The Telecom Regulatory
Authority of India (TRAI) has
sought people's input on net neutrality. Issue is whether Internet Service Providers (ISPs) may be permitted to provide incentives or disincentives to the consumer to access particular websites. For example, some months ago IT Major Facebook had put forth a proposal called "Free Basics" in collaboration with Reliance Communications to provide free internet services to the people for accessing limited numbers of websites. One dimension of this proposal was fee delivery. The other dimension was of discarding net neutrality. At present internet service providers like Airtel and Reliance merely provide access to the net.
They do not decide which sites will be accessed by the user. The Facebook proposal enabled the provider to decide which websites will be provided with free access and which will be charged. This meant that the service provider would determine what content the user will access. The provision of free internet was a positive of this proposal while interference in the access to websites was a negative.
The Reliance proposal would have provided free access to a limited number of sites. The customer would have to pay for accessing additional sites. This meant that Reliance would guide the user in deciding which sites to access and which to avoid. It was like the newspaper vendor deciding which newspaper the customer will read. The mind of the people will be pushed into a particular direction as desired by the newspaper vendor or Reliance. There have been many instances of service providers slowing down access to certain sites. French service provider Orange reached a deal with Google, in which Google paid for the traffic incurred on the Orange network. American Company Netflix reached an arrangement with service provider Comcast to improve the quality of its service to Netflix clients. Such prioritization of traffic looks innocent but it lays the principle that a service provider can goad the consumer in a particular direction. In due course, it was possible for the service provider to slow down or block certain sites critical of the Government or other organization. Information was power in today's world and the freedom of information was at stake. It must be reported that Chile, Netherlands and Slovenia have already enacted laws directing that service providers will make no such interference. Recently a United States Circuit Court which is equal to Indian High Courts has upheld this principle.

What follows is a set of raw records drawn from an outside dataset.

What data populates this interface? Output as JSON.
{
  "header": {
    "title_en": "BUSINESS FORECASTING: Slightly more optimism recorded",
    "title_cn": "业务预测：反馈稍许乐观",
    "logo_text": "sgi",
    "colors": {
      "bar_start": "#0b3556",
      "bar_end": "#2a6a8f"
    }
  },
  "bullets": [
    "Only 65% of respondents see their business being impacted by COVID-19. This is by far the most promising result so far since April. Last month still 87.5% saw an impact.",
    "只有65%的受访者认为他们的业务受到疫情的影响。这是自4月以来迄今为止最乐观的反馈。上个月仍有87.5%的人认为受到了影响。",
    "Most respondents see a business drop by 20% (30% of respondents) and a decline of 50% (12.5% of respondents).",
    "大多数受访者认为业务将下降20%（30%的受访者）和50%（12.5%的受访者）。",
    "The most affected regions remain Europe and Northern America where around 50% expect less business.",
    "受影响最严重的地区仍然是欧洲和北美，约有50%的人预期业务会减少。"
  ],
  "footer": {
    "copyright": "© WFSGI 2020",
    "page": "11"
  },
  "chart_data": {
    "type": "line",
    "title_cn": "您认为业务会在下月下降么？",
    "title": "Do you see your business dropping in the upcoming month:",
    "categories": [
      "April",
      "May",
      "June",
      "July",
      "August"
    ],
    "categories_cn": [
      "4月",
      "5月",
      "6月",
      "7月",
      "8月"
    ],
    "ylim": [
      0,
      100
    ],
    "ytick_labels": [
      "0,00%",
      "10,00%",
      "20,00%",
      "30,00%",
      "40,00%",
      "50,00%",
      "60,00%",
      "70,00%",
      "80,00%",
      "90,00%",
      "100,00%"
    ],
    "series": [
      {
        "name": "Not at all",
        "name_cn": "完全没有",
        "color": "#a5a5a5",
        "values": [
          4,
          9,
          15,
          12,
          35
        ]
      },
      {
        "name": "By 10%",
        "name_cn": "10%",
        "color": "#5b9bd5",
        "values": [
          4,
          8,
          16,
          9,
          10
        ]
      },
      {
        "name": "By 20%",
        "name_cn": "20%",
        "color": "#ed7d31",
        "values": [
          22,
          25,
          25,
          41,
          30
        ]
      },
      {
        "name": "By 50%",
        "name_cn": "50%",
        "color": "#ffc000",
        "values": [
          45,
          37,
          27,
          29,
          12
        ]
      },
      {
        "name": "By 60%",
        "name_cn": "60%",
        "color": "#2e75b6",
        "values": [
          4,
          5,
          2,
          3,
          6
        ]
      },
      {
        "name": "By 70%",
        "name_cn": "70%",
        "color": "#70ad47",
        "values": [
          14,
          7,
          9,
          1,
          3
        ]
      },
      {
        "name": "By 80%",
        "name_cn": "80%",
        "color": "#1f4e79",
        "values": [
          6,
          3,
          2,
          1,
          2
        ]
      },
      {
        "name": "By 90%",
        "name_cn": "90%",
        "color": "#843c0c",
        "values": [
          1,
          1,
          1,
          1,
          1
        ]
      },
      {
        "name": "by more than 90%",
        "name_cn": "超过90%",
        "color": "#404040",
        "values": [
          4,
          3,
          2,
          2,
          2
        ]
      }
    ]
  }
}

At the same time providing free access to the internet for the large numbers of consumers is equally desirable. There must be a way that free internet can be provided without allowing the service provider to interfere in access to the websites. This is best done by progressive pricing. The Municipalities provide free water at the stand post on the street corner but charge for piped water supplied to the home. The Municipality does not discriminate in the type of water provided at the two locations. The price of electricity is less for small consumers and is increased as consumption rises. The Electricity Board does not supply different qualities of electricity to the different consumers. The resolve of Reliance to provide free internet service to the poor would be welcome if they provided free service of, say, 1 MB data per month and charged monies thereafter. Such free access would provide internet access to the people and also not hit at net neutrality. But Reliance was disguising this free service by seeking power to interfere with the access of the websites.
TRAI must make rules that ensure that service providers do not interfere with access to the website. It may impose "Access Deficit Charges" upon such providers that do not serve the masses. Such a charge was collected from telephone providers that did not serve the rural areas and the money was paid to BSNL for providing services in rural areas. Similar charges may be imposed on internet service providers till spread of internet services takes place. In this way the government would be able to provide free access to the internet to the masses without compromising on free access to the websites. To jettison free access for providing free internet to the masses would be jumping from the frying pan into the fire.
The argument in favour of allowing service providers to manipulate access to websites is that competition will force the providers to provide free access. But that assumes that the customer was aware of the value of free access to the net. That was not the case. Competition between liquor companies has not led the companies to offer non-alcoholic drinks. Competition between politicians has not led them to abstain from booth capturing. Fact is that the common man has to be first provided information about the negative aspects of internet manipulation, liquor or booth capturing. He may, if at all, demand freedom from these negatives if he was sufficiently evolved. This was called "market failure" in economics. It was the task of the Government to regulate the markets where such failures occur. The Government was the custodian of people's welfare. Free Basics was a lure by Zukerberg to hook hapless new entrants into the profit making designs of Facebook just as tea companies provided free cups of tea to hook the people into tea drinking.
Reports indicate that about 70,000 inputs have been submitted to TRAI by the people in response to it seeking people's views on the matter. Reportedly most inputs are in favour of strictly maintaining net neutrality that is, an ISP may implement any pricing model as long as they do not interfere with the selection of websites. The ISP may charge lower fees for slower speeds and higher fees for higher speed as long as the speed remains the same for all the websites. The mischief starts when speed is linked to particular websites.
In fact there is a need to go much farther. The role of internet in the society in the coming times will be similar to that of the role of education today. The Government spends huge amounts of money to provide free education to the people. The principle is that the benefits to the society from the people becoming educated will be huge. The same principle should be applied to the internet. The Government must bear the cost of providing free internet to the small users by making free wifi available in villages and slums.